Меня зовут Марк, мне тридцать пять лет, сегодня восьмое июня, и это предел, больше не могу терпеть это существование, зависящее от внешних факторов. Состояние становится все хуже, работа (высокооплачиваемая, кстати) не приносит удовольствия, от секса и алкоголя никакого удовлетворения, я устал. Последней моей надеждой стало предсказание мужика, встретившегося мне в магазине. Довольно странный тип: волосы длинные, глаза дурные, на бабу похож. Столкнулся со мной у прилавка с табачкой, забрал последнюю пачку и, вцепившись взглядом в саму душу, долго рассматривал, а потом как ни в чем не бывало заявил: «Надо тебе бросать курить, а заодно перебраться ближе к лону природы». Я, проживший всю жизнь в мегаполисе, пришел в ужас, но, сопоставив некоторые факты, решил рискнуть, в парках и скверах мне действительно становилось легче, это был крохотный шанс на нормальную жизнь, а почему бы и нет? Почему бы не просрать все свое состояние и не поменять шикарный пентхаус на избушку в глухой тайге? И сдохнуть там от инфекций и дикого зверья, а заодно от одиночества и, пожалуй, спиться с горя! Решено! Еду.
Если сразу, даже не разбирая вещей, поехать обратно, это сочтется трусостью?.. Я просто стою на глухом пустыре, за спиной тарахтит мой джип, словно урчит: «Валим, валим отсюда, бензин здесь невкусный и кочки высокие…» Избушка оказалась вполне сносным двухэтажным домом, расположенным посреди мини-степи, с парой построек для хранения и маленькой банькой, прежние хозяева продали участок вместе с лесом за бесценок еще моему отчиму, не став уточнять почему… бежали. Однозначно. А тот это место оставил как есть, только налоги на землю платил исправно, но нас никогда сюда не возил.
На пятой минуте пребывания, а я все еще стою, стала закрадываться мысль, а не завести ли мне корову… Пришлось смывать дурные мысли стареньким виски, помогло не особо, страх перед неизвестным никуда не делся, но, ребята, я чуть не описался от кайфа, когда смог дышать полной грудью без фильтров, без страха — вдыхаешь воздух, такой щекотный, и он не застревает в груди, а легко покидает тело! Это кайф, поэтому можно дать этой дыре шанс.

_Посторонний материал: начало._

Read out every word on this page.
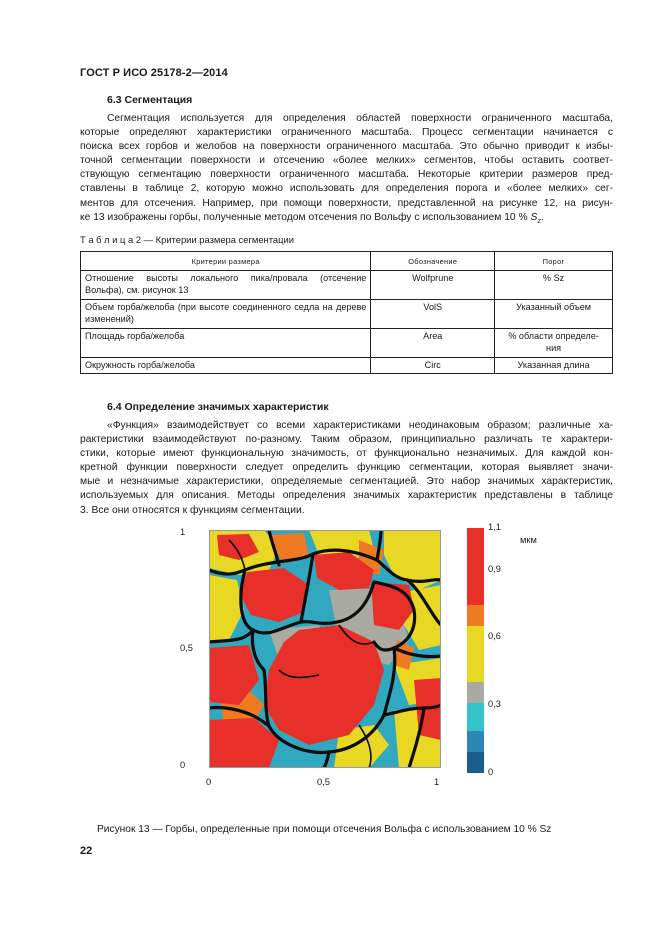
ГОСТ Р ИСО 25178-2—2014
6.3 Сегментация
Сегментация используется для определения областей поверхности ограниченного масштаба,
которые определяют характеристики ограниченного масштаба. Процесс сегментации начинается с
поиска всех горбов и желобов на поверхности ограниченного масштаба. Это обычно приводит к избы-
точной сегментации поверхности и отсечению «более мелких» сегментов, чтобы оставить соответ-
ствующую сегментацию поверхности ограниченного масштаба. Некоторые критерии размеров пред-
ставлены в таблице 2, которую можно использовать для определения порога и «более мелких» сег-
ментов для отсечения. Например, при помощи поверхности, представленной на рисунке 12, на рисун-
ке 13 изображены горбы, полученные методом отсечения по Вольфу с использованием 10 % $S_z$.
Т а б л и ц а 2 — Критерии размера сегментации
Критерии размера	Обозначение	Порог
Отношение высоты локального пика/провала (отсечение Вольфа), см. рисунок 13	Wolfprune	% Sz
Объем горба/желоба (при высоте соединенного седла на дереве изменений)	VolS	Указанный объем
Площадь горба/желоба	Area	% области определе-ния
Окружность горба/желоба	Circ	Указанная длина
6.4 Определение значимых характеристик
«Функция» взаимодействует со всеми характеристиками неодинаковым образом; различные ха-
рактеристики взаимодействуют по-разному. Таким образом, принципиально различать те характери-
стики, которые имеют функциональную значимость, от функционально незначимых. Для каждой кон-
кретной функции поверхности следует определить функцию сегментации, которая выявляет значи-
мые и незначимые характеристики, определяемые сегментацией. Это набор значимых характеристик,
используемых для описания. Методы определения значимых характеристик представлены в таблице
3. Все они относятся к функциям сегментации.
1
0,5
0
0	0,5	1
1,1
мкм
0,9
0,6
0,3
0
Рисунок 13 — Горбы, определенные при помощи отсечения Вольфа с использованием 10 % Sz
22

День первый: Все местное комарье, включая их дальних родственников, решило меня сожрать! Эти твари сосут только в свое удовольствие, и ни один дихлофос их не берет. (P.S. Кажется, слышал в гуле ветра чей-то смех).

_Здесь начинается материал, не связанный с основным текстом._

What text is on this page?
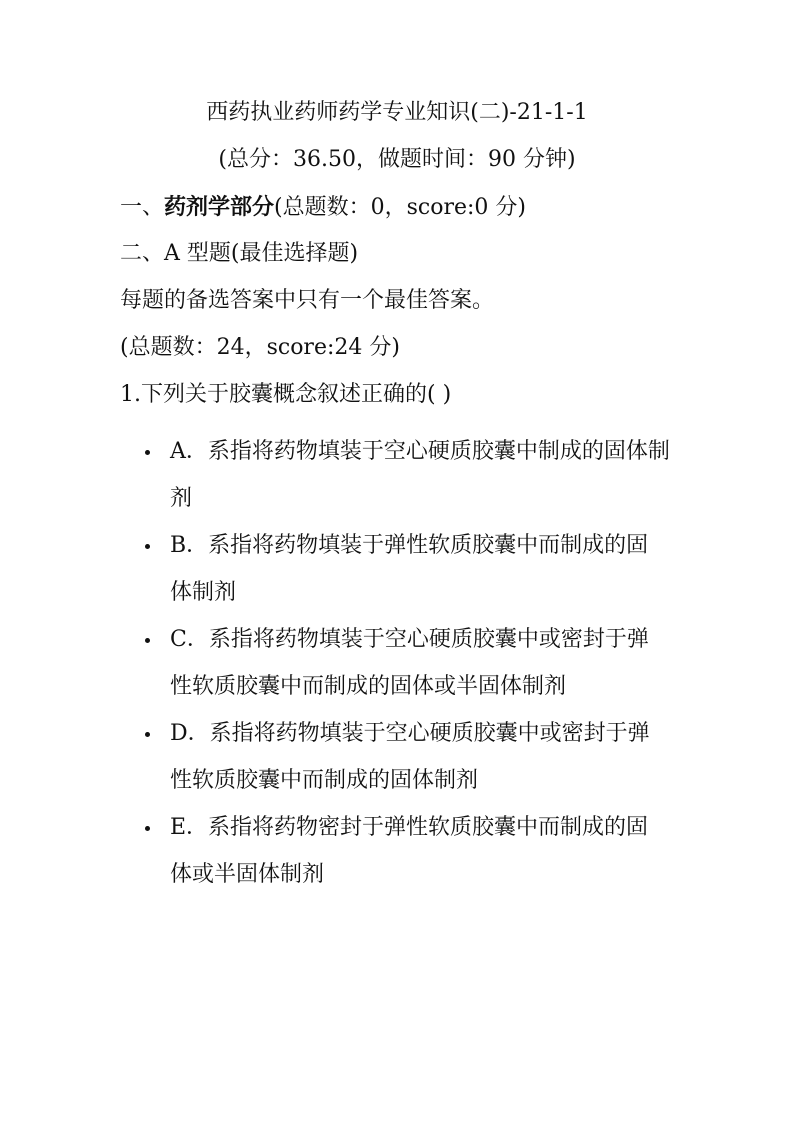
西药执业药师药学专业知识(二)-21-1-1
(总分：36.50，做题时间：90 分钟)
一、药剂学部分(总题数：0，score:0 分)
二、A 型题(最佳选择题)
每题的备选答案中只有一个最佳答案。
(总题数：24，score:24 分)
1.下列关于胶囊概念叙述正确的( )
A．系指将药物填装于空心硬质胶囊中制成的固体制剂
B．系指将药物填装于弹性软质胶囊中而制成的固体制剂
C．系指将药物填装于空心硬质胶囊中或密封于弹性软质胶囊中而制成的固体或半固体制剂
D．系指将药物填装于空心硬质胶囊中或密封于弹性软质胶囊中而制成的固体制剂
E．系指将药物密封于弹性软质胶囊中而制成的固体或半固体制剂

День второй: Местные белки — наркоманки! Таскают сигареты, и я не хочу знать, что с ними делают. Жирнючий ёж хотел укатить бутылку с виски. Подумываю бросить пить и закрыть все шкафы на замок. (P.S. Пока гонялся за ежом, точно слышал чей-то смех, наверно, это ржет мое сумасшествие).
День третий: Картинки в интернете врут! Сидящие среди поля люди, выглядящие там счастливыми, — муляж. Битый час наслаждаюсь природой, муравьи кусают пальцы и строят колонию у меня в носках, комары досасывают, что не высосали, трава щекочет жопу, вода в лужах холодная, и даже не утопишься от всего этого. Еж пришлепал обратно, сидит в кустах и сопит, как астматик, отдал ему носки с муравьями, теперь он еще и чавкает. (P.S. Смеха не слышал, странно).
День четвертый: Кто-то из местных жителей подкинул мне петуха! Теперь эта тварь орет с четырех утра до шести. Из плюсов (раз уж я проснулся так рано) — начал бегать. Из минусов — заблудился. Каждый раз после пробежки часами ищу дорогу домой, местные сказали — леший шалит и надо одежду наизнанку надевать или меняться с кем-то своей. Встретил старого вонючего лесника, меняться не захотел, пришлось выворачивать наизнанку. Пока переодевался, слышал «М-м-м-м…» — немного смутился.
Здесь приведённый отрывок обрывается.